Of 16 patients, a total of 13 who received IL-2 and autologous IL-2-generated lymphokine-activated killer LAK cells developed eosinophilia late during the course of treatment. To understand the direct or indirect effects of IL-2 on eosinophils, the physical and functional characteristics of the late-treatment eosinophils were compared to those of early-treatment and control eosinophils. Late-treatment eosinophils differed from early-treatment and control eosinophils in the following respects: they had somewhat reduced density, hypersegmented nuclei, eosinophil cationic protein converted from the storage form to the secretory form, and a greater than 200% increased ability to kill larvae of Schistosoma mansoni by an antibody-dependent mechanism (cytotoxic function). In vitro, IL-2 (1000 U/ml in medium as used to culture LAK cells) did not affect the cytotoxic function of eosinophils from cancer patients or from control subjects. However, LAK cell-conditioned medium enhanced the cytotoxic function of eosinophils from early-treatment cancer patients and from normal subjects by greater than 150%. Thus, eosinophils late in the course of IL-2/LAK cell treatment undergo physical changes and become functionally activated. The involvement of IL-2 in these changes is probably indirect, as an inducer of factors that enhance eosinophil function.

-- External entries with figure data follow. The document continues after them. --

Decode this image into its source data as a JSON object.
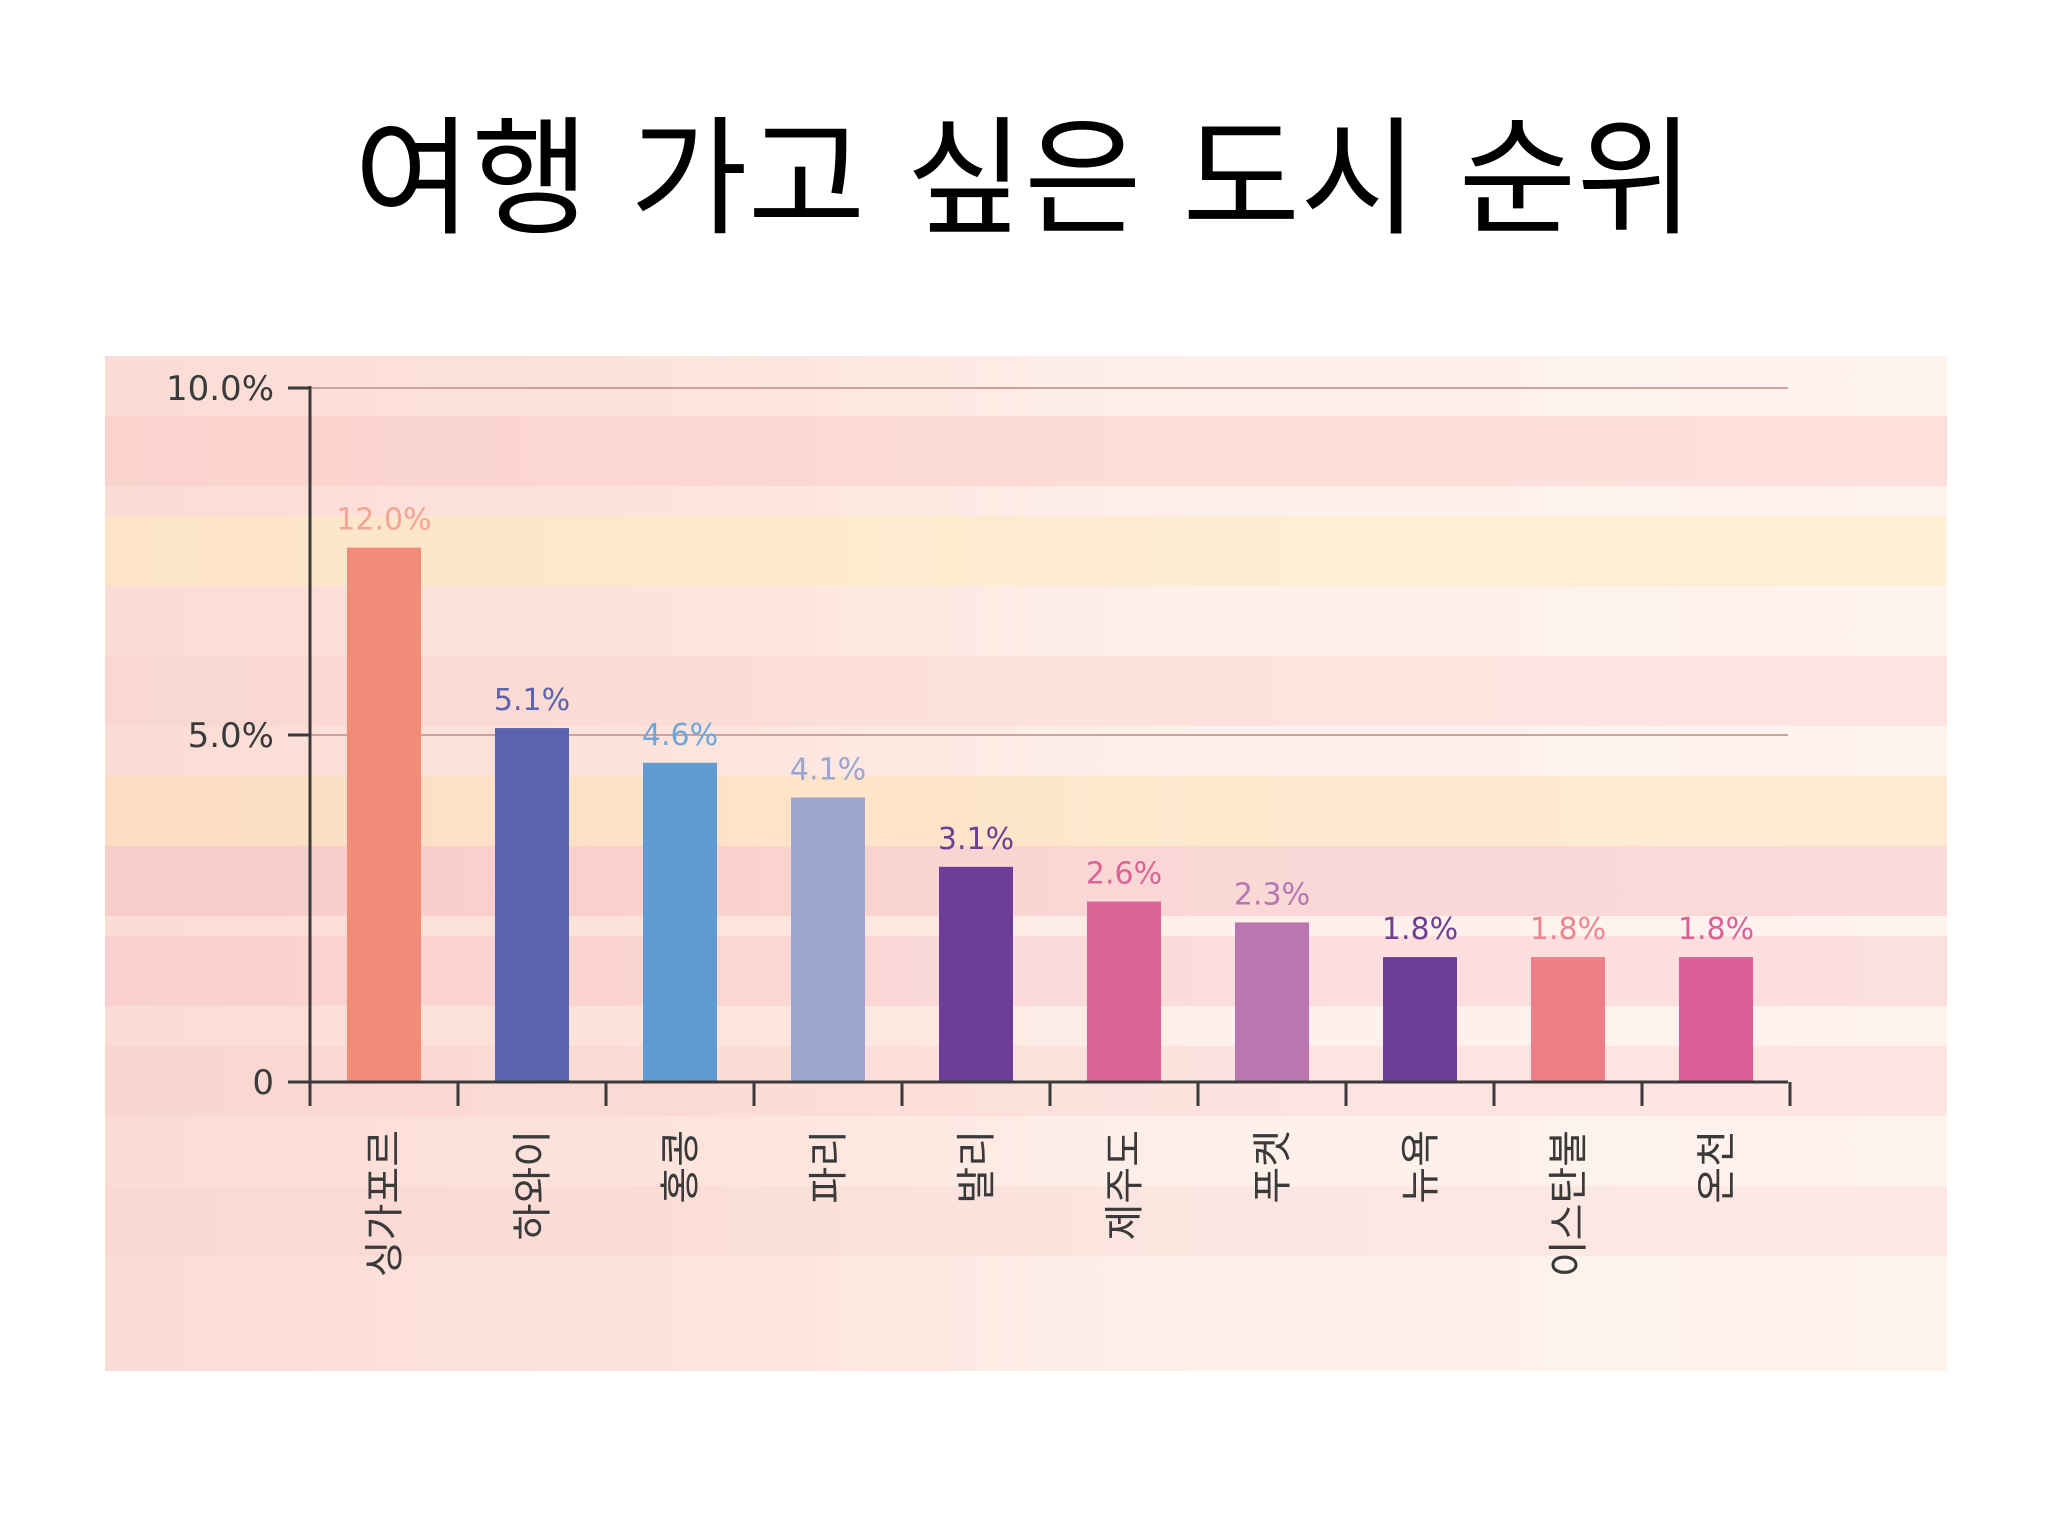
{
  "title": "여행 가고 싶은 도시 순위",
  "chart_data": {
    "type": "bar",
    "categories": [
      "싱가포르",
      "하와이",
      "홍콩",
      "파리",
      "발리",
      "제주도",
      "푸켓",
      "뉴욕",
      "이스탄불",
      "온천"
    ],
    "values": [
      12.0,
      5.1,
      4.6,
      4.1,
      3.1,
      2.6,
      2.3,
      1.8,
      1.8,
      1.8
    ],
    "value_labels": [
      "12.0%",
      "5.1%",
      "4.6%",
      "4.1%",
      "3.1%",
      "2.6%",
      "2.3%",
      "1.8%",
      "1.8%",
      "1.8%"
    ],
    "colors": [
      "#f08c78",
      "#5a63ae",
      "#5f9ad3",
      "#9ea6cd",
      "#6e3e96",
      "#dc6397",
      "#bb76b1",
      "#6e3e96",
      "#ef7f86",
      "#dc5f98"
    ],
    "label_colors": [
      "#f2a594",
      "#5a63ae",
      "#6ea6d9",
      "#9aa6cf",
      "#6e3e96",
      "#dc6397",
      "#b577ae",
      "#6e3e96",
      "#ef8590",
      "#dc5f98"
    ],
    "yticks": [
      0,
      5.0,
      10.0
    ],
    "ytick_labels": [
      "0",
      "5.0%",
      "10.0%"
    ],
    "ylim": [
      0,
      10.0
    ],
    "grid": true,
    "xlabel": "",
    "ylabel": ""
  }
}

在16例患者中,共有13例接受白细胞介素-2(IL-2)和自体IL-2产生的淋巴因子激活的杀伤细胞(LAK细胞)治疗的患者在治疗过程后期出现嗜酸性粒细胞增多。为了解IL-2对嗜酸性粒细胞的直接或间接影响,将治疗后期嗜酸性粒细胞的物理和功能特性与治疗早期和对照嗜酸性粒细胞进行了比较。治疗后期嗜酸性粒细胞在以下方面与治疗早期和对照嗜酸性粒细胞不同:它们的密度有所降低,细胞核分叶过多,嗜酸性粒细胞阳离子蛋白从储存形式转变为分泌形式,并且通过抗体依赖性机制(细胞毒性功能)杀死曼氏血吸虫幼虫的能力增加了200%以上。在体外,IL-2(用于培养LAK细胞的培养基中为1000 U/ml)不影响癌症患者或对照受试者嗜酸性粒细胞的细胞毒性功能。然而,LAK细胞条件培养基使治疗早期癌症患者和正常受试者的嗜酸性粒细胞的细胞毒性功能增强了150%以上。因此,在IL-2/LAK细胞治疗过程后期的嗜酸性粒细胞会发生物理变化并在功能上被激活。IL-2参与这些变化可能是间接的,作为增强嗜酸性粒细胞功能的因子的诱导剂。